Zee’s Fewer Trade Offers

Are you tired of leaders bothering you with trade deals? We feel your pain. You want to play the game, not get on someone’s bad side simply because you denied them a trade offer for the millionth time. Zee’s Fewer Trade Offers increases the length of time before another civilization bothers you for something you have.

JFD’s Civilizations and Leaders

Those of you who’ve mastered every civilization are probably looking for greener pastures. What more is there? Why, more civilizations to master. With JFD’s Civilizations and Leaders mod, old and new civilizations are brought into the fold, many with their own unique traits not found in the base game.

What’s nice is the mod isn’t one big civilization pack; you can pick and choose who you want. Each civilization is its own stand-alone download, making your game a little more unique from others.

Sukritact’s Simple UI Adjustments

At some point in Civilization VI, you’ll end up with so many cities micromanaging is going to be a nightmare. You have to click on a city, then issue a command, or a task. Imagine doing that a dozen, or so times. Sukritact’s Simple UI Adjustments mod skips the clicking and provides an overview of your city. From there you can decide if it’s worth managing during your turn, or move on. Simple UI isn’t a huge UI overhaul like Concise UI is. In fact, that and Simple UI work really well together. Definitely use the two for maximum convenience.

Catastrophic Disaster Intensity

For Civ players with nerves of steel, playing on “Hyperreal” is already tough with the increased chances or natural disasters. Playing Civilization VI with Catastrophic Disaster Intensity mod makes “Hyperreal” feel like vanilla. Hell has come to Earth.

For starters, just about every turn, the map will experience some kind of disaster. To make matters worse, the more severe versions of said catastrophes are way more common, especially flooding. Coastal lowland tiles get hit hard with flooding due to an increase from 33 percent to 75 percent.

And you know those cool, dormant volcanoes you knowingly placed a city near?
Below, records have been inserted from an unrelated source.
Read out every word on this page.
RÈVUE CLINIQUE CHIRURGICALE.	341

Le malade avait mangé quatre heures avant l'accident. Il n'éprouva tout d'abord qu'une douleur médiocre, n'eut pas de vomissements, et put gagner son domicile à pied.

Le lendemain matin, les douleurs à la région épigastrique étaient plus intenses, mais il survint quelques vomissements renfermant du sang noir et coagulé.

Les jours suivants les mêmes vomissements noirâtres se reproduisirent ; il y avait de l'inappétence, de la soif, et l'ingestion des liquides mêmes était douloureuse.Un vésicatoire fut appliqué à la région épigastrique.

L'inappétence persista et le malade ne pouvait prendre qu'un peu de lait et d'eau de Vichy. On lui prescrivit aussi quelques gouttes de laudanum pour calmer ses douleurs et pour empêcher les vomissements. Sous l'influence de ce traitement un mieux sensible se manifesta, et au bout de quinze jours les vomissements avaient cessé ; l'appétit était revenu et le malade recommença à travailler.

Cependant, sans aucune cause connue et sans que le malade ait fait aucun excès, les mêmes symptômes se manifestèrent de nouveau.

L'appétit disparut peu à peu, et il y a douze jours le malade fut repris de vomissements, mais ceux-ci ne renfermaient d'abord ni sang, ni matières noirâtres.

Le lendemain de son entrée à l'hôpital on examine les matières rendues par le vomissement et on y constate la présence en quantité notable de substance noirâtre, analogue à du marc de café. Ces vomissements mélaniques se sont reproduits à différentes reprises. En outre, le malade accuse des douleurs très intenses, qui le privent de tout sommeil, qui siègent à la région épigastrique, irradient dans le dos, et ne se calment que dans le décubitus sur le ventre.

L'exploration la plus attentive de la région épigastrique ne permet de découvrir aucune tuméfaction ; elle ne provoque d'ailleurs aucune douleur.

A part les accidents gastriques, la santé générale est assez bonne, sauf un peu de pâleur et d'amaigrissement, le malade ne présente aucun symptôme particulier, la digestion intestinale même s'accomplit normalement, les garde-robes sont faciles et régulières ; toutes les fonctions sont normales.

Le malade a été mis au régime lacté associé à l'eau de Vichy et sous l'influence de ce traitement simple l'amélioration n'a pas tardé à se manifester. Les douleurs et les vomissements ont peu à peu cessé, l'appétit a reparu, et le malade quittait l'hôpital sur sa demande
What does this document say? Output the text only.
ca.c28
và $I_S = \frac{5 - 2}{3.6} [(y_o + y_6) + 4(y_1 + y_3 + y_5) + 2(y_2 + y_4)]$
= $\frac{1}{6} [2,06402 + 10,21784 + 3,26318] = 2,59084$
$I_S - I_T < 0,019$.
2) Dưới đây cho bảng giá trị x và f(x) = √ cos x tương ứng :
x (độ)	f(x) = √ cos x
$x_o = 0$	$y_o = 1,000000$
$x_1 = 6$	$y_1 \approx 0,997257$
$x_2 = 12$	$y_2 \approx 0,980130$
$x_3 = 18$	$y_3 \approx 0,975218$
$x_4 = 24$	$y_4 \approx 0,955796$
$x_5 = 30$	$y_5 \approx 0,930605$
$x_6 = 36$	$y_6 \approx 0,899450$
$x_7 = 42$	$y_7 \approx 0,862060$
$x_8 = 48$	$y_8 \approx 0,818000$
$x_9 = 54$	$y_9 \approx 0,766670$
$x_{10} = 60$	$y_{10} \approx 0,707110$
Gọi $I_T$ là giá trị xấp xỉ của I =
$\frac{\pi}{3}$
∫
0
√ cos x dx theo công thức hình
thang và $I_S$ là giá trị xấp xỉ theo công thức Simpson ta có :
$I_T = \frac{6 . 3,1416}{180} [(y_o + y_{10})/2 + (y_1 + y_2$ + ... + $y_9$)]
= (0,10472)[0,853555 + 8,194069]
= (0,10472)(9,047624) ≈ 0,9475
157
Well, every volcano on the map is active now. Basically, every nearby city ends up being Pompeii, minus Kit Harington.

Yet (not) Another Map Pack

You can’t have a list of Civilization VI mods without a map mod. Yet (not) Another Map Pack aims to provide a more immersive map, not just in style, but in size and culture as well. Starting locations, for example, are linked to the civilization you’ve chosen. Furthermore, maps get a massive growth spurt with additional map sizes such as Enormous, Giant, and Ludicrous—128×80, 180×94, and 200×100, respectively.

It’s important to note, however, the Gathering Storm update uncovered a few bugs when choosing the larger map sizes, specifically anything after “Enormous.”